In the Wright case, white police officer Kim Potter was recorded on her body camera video shouting “Taser! Taser!” just before she shot Wright with her handgun during a traffic stop. Wright family members and activists have rejected the possibility that Potter mixed up her Taser with her handgun.
Nekima Levy Armstrong, a civil rights lawyer and activist in Minnesota, favors a permanent special prosecutor’s office. Levy Armstrong led protesters in noisy demonstrations outside the home of the suburban prosecutor handling Wright’s case, demanding that he bring murder charges. He eventually quit the case.
“Without pressure from the people and demonstrations and calls for justice and accountability we would see no change,” Levy Armstrong said. “We would see no prosecutions. We would see no convictions.”
Ramsey County Attorney John Choi, who has handled police prosecutions — his office unsuccessfully prosecuted the officer who killed Black motorist Philando Castile in 2016 — said sending cases to the attorney general is the best option because it would alleviate possible conflicts of interest and provide accountability.
“They would be subject to the will of the voters no matter what,” Choi said. “Everybody gets a chance to vote for their attorney general.”
But resources are a problem. Ellison’s office has just three full-time prosecutors in its criminal division, and relied heavily on outside attorneys working free of charge to prosecute Derek Chauvin in Floyd’s death. And the office is still gearing up for the joint trial of three other officers in that case next spring.
Current state law doesn’t allow attorneys general to take over cases on their own, but they can step in when a county prosecutor seeks help. As a practical matter, the office currently declines most requests due to lack of resources; it’s why Ellison resisted taking over the Wright case.
Walz is asking legislators for $1.82 million to add 11 permanent prosecutors in Ellison’s office. It’s a funding request that faces problems in the Senate, where majority Republicans have already targeted Ellison over some enforcement actions taken during the coronavirus pandemic.
The GOP has also opposed Walz and Democrats on most major racial justice reforms surrounding policing and prosecutions. Negotiations at the Capitol on a budget that includes attorney general funding are continuing, with the outcome unclear.

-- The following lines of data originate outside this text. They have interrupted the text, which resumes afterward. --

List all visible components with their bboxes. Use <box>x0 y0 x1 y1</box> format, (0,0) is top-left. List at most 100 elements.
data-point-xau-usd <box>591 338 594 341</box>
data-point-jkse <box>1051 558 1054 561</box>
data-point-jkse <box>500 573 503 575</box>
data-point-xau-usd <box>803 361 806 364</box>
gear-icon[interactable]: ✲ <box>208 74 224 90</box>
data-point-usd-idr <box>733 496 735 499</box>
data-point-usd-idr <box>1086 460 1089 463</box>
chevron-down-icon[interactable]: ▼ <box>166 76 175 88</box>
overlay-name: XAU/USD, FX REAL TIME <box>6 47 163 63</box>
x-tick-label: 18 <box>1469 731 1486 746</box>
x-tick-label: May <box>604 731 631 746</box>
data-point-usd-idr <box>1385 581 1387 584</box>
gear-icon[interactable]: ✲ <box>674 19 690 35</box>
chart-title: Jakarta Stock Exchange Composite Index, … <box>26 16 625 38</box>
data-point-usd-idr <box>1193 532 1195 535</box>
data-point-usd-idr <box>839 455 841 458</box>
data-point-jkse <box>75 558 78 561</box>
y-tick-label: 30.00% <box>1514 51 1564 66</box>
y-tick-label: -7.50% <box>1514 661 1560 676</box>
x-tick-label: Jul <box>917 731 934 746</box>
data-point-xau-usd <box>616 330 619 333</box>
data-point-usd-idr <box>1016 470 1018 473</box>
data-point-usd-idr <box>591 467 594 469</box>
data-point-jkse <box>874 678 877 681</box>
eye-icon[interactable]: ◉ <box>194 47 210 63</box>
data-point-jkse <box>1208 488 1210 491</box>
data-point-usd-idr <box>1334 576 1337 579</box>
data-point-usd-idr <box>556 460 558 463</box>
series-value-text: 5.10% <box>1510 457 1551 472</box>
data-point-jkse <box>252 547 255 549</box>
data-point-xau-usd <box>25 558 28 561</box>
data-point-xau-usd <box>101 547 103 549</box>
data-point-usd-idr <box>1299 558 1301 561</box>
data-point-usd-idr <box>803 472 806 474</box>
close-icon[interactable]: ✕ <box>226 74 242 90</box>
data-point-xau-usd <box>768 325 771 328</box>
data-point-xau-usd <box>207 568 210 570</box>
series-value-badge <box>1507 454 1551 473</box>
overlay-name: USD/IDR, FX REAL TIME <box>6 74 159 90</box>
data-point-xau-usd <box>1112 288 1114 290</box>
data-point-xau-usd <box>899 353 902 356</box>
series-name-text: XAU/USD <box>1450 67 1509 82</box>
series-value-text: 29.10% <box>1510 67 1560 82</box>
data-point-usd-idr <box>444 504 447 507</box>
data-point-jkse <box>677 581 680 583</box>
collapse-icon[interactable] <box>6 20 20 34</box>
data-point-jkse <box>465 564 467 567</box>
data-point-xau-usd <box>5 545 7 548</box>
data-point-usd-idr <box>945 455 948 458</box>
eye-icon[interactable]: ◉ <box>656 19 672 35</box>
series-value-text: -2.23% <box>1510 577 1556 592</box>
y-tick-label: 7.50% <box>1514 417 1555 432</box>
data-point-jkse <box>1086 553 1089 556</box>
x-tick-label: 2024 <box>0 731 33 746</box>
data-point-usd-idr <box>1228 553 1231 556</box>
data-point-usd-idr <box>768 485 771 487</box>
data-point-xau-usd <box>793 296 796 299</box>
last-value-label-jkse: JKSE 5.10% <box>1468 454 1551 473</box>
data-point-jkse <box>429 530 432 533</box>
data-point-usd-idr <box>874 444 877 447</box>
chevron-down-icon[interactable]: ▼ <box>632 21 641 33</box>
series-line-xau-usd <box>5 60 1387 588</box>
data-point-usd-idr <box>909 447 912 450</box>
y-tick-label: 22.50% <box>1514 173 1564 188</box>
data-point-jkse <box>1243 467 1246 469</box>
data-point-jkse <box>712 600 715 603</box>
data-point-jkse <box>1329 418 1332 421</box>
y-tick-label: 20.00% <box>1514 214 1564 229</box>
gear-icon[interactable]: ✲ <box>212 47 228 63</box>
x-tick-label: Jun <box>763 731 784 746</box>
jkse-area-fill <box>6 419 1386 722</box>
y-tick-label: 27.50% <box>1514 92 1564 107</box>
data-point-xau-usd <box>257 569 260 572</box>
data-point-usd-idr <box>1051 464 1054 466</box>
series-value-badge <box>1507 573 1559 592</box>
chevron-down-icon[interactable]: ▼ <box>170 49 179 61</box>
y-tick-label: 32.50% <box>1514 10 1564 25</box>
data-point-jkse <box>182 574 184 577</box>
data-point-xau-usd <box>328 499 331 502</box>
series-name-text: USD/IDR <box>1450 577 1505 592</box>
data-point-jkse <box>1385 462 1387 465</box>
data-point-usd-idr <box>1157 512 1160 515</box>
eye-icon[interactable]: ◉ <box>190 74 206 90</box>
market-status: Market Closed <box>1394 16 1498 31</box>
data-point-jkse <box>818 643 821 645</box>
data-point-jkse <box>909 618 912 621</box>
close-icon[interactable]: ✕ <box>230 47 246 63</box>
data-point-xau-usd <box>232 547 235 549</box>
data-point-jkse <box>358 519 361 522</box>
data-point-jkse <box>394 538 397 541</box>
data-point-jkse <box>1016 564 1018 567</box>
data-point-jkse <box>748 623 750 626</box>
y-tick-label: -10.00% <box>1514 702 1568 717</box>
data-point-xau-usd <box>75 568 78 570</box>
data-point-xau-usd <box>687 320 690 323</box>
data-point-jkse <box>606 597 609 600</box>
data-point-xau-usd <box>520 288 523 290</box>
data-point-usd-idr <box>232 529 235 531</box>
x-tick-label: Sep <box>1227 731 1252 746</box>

In Wright’s death, the prosecution initially went to a suburban prosecutor under an agreement in which metro counties take each other’s deadly force cases involving police. That agreement expires next week.
Hennepin County Attorney Mike Freeman, whose office asked Ellison to take the prosecution in Wright’s death, said he expects the agreement will continue until it’s amended, or until the Legislature provides money to bulk up the attorney general’s office.
“It’s clear from recent developments in the last three months that none of us can do our own cases anymore,” Freeman said.